Nesta passagem bíblica, o mais importante é a forma como David define um homem. Salomão revelar-se-á como um homem se for, primeiro, forte. Isso não significa predominantemente forte fisicamente, mas o significado é o de força e robustez interior. Ele deve ser resoluto nas suas convicções, no seu caráter e na sua integridade. Deve ser firme quanto ao que ele representa e ao exercer justiça. Deve fazer a sua parte para que a vontade de Deus prevaleça no reino. Deve permanecer corajoso na batalha e deve ser corajoso quando se trate de defender a verdade e as leis de Deus. Uma parte de ser homem é ser forte em Cristo reconhecendo, como Paulo, que podemos todas as coisas através de Cristo que nos fortalece (Filipenses 4:13). David, que conquistou Golias, não era um homem de medo, mas de grande força. Ele não era o maior ou o mais forte dos homens fisicamente, mas tinha muita fé. Era a sua fé e a sua confiança em Deus de que tudo era possível que o tornava forte. Os seus grandes feitos físicos foram realizados com força interior, baseada na força que somente Deus poderia prover. David queria que Salomão fosse forte no Senhor e na força de Seu poder (Efésios 6:10). Infelizmente, foi o declínio moral de Salomão que o tornou um líder fraco, um homem e um rei fracos.

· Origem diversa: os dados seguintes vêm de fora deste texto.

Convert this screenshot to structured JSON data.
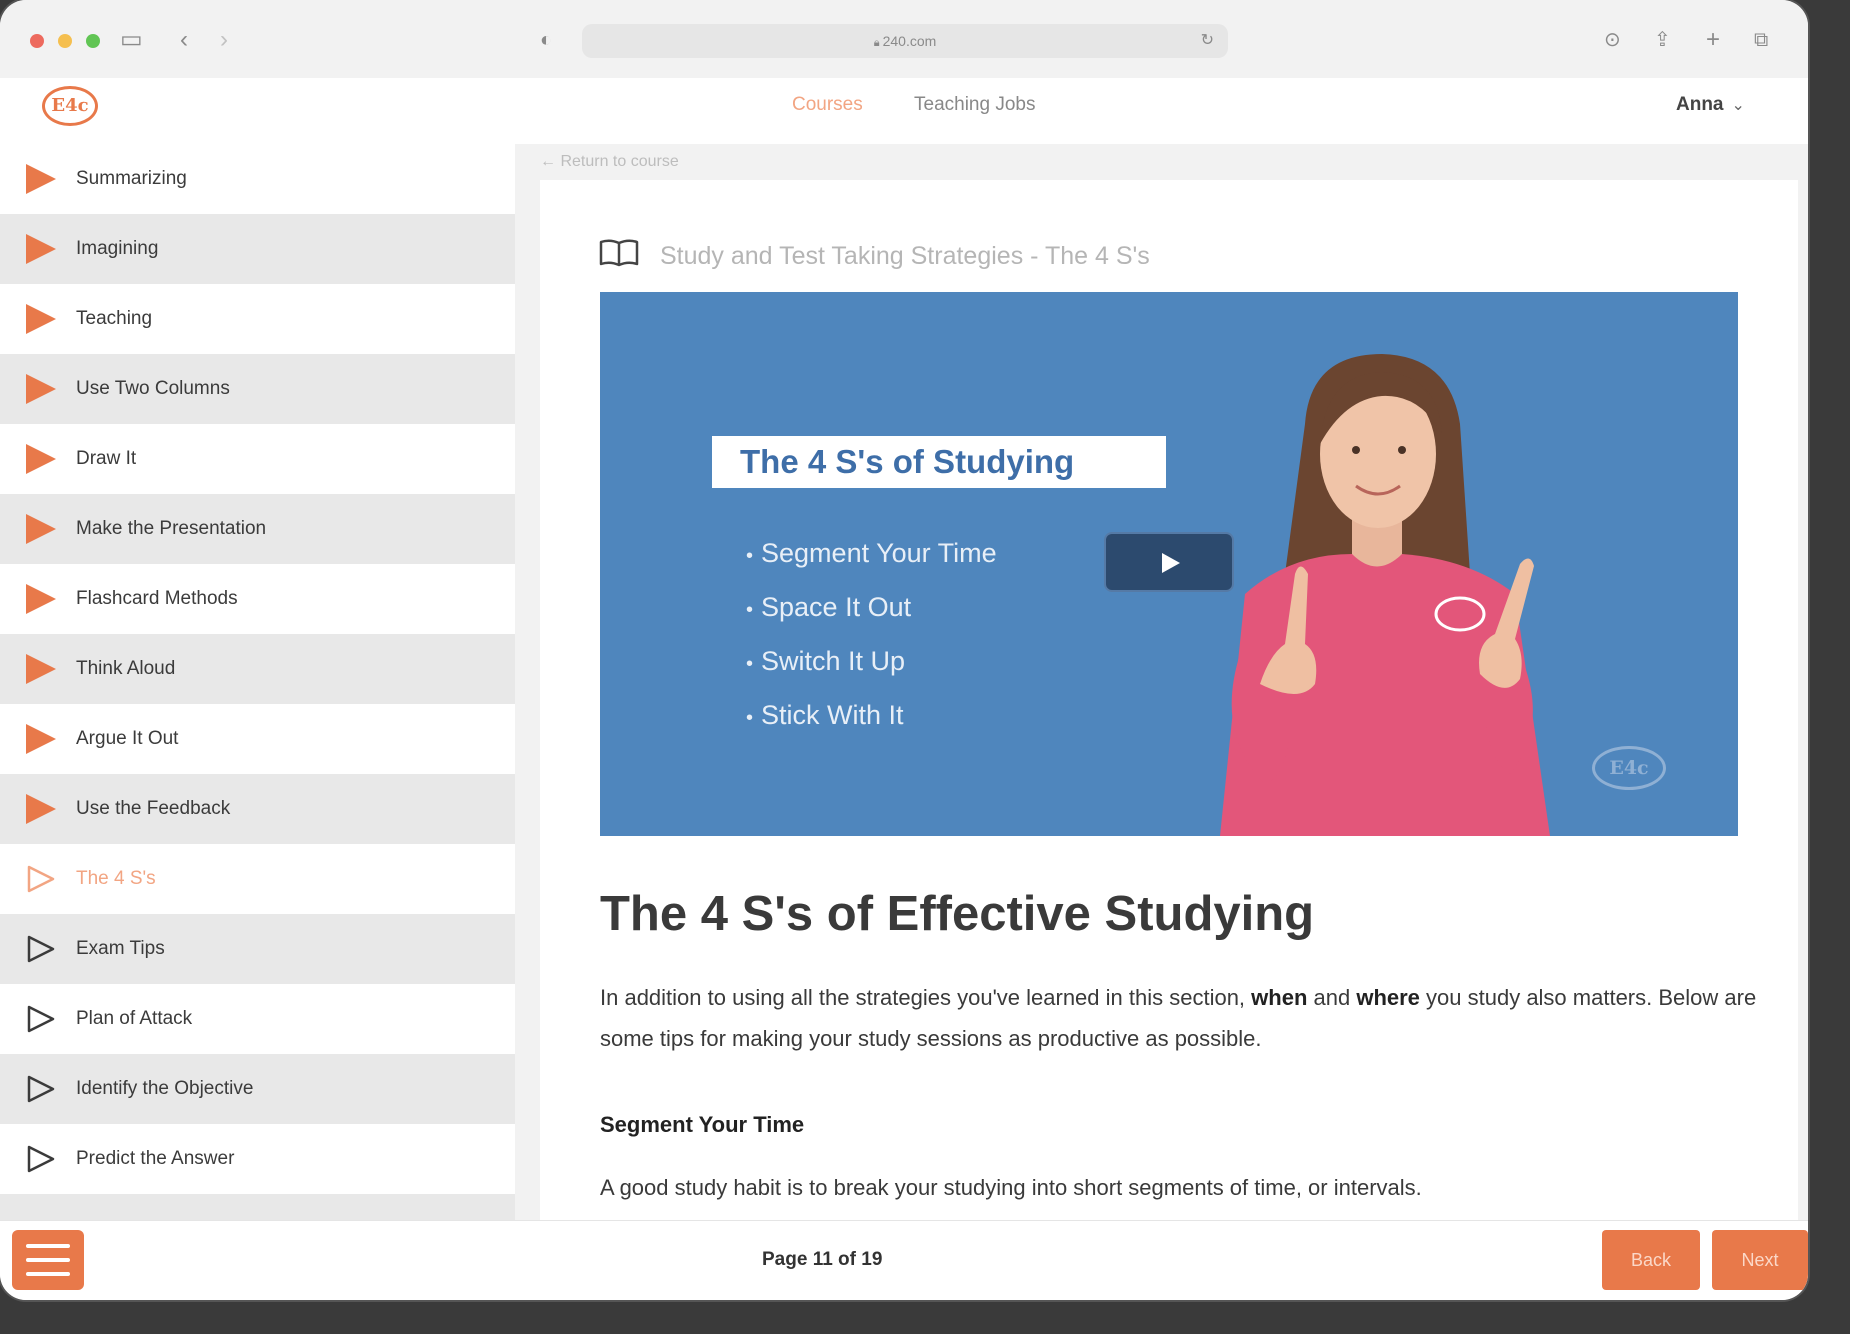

A força encontra-se sempre na confiança em Cristo e em obedecer aos Seus mandamentos. Isso leva-nos à segunda marca de um homem, que, de acordo com David, é a obediência à Palavra de Deus. Isso é fundamental para a masculinidade bíblica, e é realmente a própria essência disso. Se um homem obedece à Palavra de Deus na forma como vive e trata os outros, revela-se realmente como um homem. Tudo o que Salomão tinha que fazer era ter fé suficiente para ser suficientemente forte e obediente. Então provaria que era suficientemente homem.    

Não existe um ritual de iniciação ou um conjunto estranho de circunstâncias pelas quais um garoto deva passar antes de se tornar homem. Existem muitos meninos e adolescentes jovens que são muito mais homens do que homens adultos. Tal sucede porque eles representam justiça, agem com força e obedecem à Palavra de Deus. Esta é a masculinidade levada ao máximo. Eles tratam as mulheres com honra, respeitam os pais e estão dispostos a partilhar o evangelho, entre muitas outras decisões que exigem fé e força. David era jovem quando venceu Golias, e a mensagem é que a transição da infância para o homem adulto tem pouco a ver com a idade, em comparação com o compromisso com a Palavra de Deus. É verdade que existem mudanças físicas, mentais e emocionais que ocorrem quando um menino passa para a adolescência e depois para a idade adulta, mas o principal critério para a verdadeira masculinidade adulta é quem é a pessoa no seu íntimo em relação a temer ao Senhor e a tremer diante da Sua Palavra. Existem homens que vivem como meninos, e há meninos que vivem como homens. A questão não é tanto a idade mas sim o coração.      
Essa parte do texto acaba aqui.